To find the tissues, NDRI turns to a network of partners from hospitals to transplant organizations. These sites recover the tissue and prepare it according to the researcher’s specifications. The service would be particularly valuable for neuroscience researchers who need tissues prepared according to unusual specifications, or who want to analyze matched tissues, for example eye and visual cortex from the same donor, Bell noted. NDRI can prepare whole brains, or only a portion, such as the hippocampus. The timeline to fill requests varies from weeks to months to a year, depending on the rarity of the tissue. For example, if an Alzheimer’s researcher had numerous specific requirements regarding age, clinical status, and genotype of donors, it could take NDRI several weeks to obtain each brain. For many researchers this timeline works well, as it may take that long to perform experiments on each sample, Bell said. The service would be unsuitable for researchers who wanted to analyze samples from dozens of brains at the same time.
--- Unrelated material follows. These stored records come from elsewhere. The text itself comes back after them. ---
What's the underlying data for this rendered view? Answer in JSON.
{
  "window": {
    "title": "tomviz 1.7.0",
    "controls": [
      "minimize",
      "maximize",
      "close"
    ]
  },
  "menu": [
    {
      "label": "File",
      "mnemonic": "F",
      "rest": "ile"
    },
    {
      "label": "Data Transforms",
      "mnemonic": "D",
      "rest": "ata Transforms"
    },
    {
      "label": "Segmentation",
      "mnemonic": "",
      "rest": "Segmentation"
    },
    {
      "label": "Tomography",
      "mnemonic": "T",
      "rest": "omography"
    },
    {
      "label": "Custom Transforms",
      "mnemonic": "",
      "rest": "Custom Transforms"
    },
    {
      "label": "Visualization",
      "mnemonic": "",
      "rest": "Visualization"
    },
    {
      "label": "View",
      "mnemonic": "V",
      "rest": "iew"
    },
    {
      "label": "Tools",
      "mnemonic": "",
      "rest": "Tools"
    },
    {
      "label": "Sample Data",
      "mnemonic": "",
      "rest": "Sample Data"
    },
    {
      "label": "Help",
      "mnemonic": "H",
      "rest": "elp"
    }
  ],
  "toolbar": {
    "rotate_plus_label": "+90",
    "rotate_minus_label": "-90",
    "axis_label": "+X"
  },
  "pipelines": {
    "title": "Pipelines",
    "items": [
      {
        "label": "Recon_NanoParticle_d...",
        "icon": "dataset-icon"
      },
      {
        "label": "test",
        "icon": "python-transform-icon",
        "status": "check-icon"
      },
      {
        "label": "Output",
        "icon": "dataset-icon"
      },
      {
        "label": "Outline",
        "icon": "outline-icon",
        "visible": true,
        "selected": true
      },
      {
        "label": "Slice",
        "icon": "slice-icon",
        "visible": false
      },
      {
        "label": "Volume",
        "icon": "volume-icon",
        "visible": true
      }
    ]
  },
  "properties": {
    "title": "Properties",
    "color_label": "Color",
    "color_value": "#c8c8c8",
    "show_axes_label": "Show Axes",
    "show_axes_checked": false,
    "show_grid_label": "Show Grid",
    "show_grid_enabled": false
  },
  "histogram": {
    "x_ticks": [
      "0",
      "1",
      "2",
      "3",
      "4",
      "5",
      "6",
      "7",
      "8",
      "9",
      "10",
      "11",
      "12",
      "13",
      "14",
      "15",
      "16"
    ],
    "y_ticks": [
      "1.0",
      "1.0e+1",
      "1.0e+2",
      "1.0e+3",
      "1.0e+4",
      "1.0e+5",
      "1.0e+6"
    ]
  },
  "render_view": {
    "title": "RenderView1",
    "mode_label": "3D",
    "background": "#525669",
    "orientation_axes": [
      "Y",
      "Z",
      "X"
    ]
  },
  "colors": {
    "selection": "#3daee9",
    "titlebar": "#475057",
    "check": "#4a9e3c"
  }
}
NDRI accepts brain donations from individuals. All donations include demographic and clinical data provided by the hospital and next of kin, which are then de-identified. NDRI has international clients and participates in large, multi-year projects. As with brain banks, researchers pay tissue-recovery, processing, and shipping costs.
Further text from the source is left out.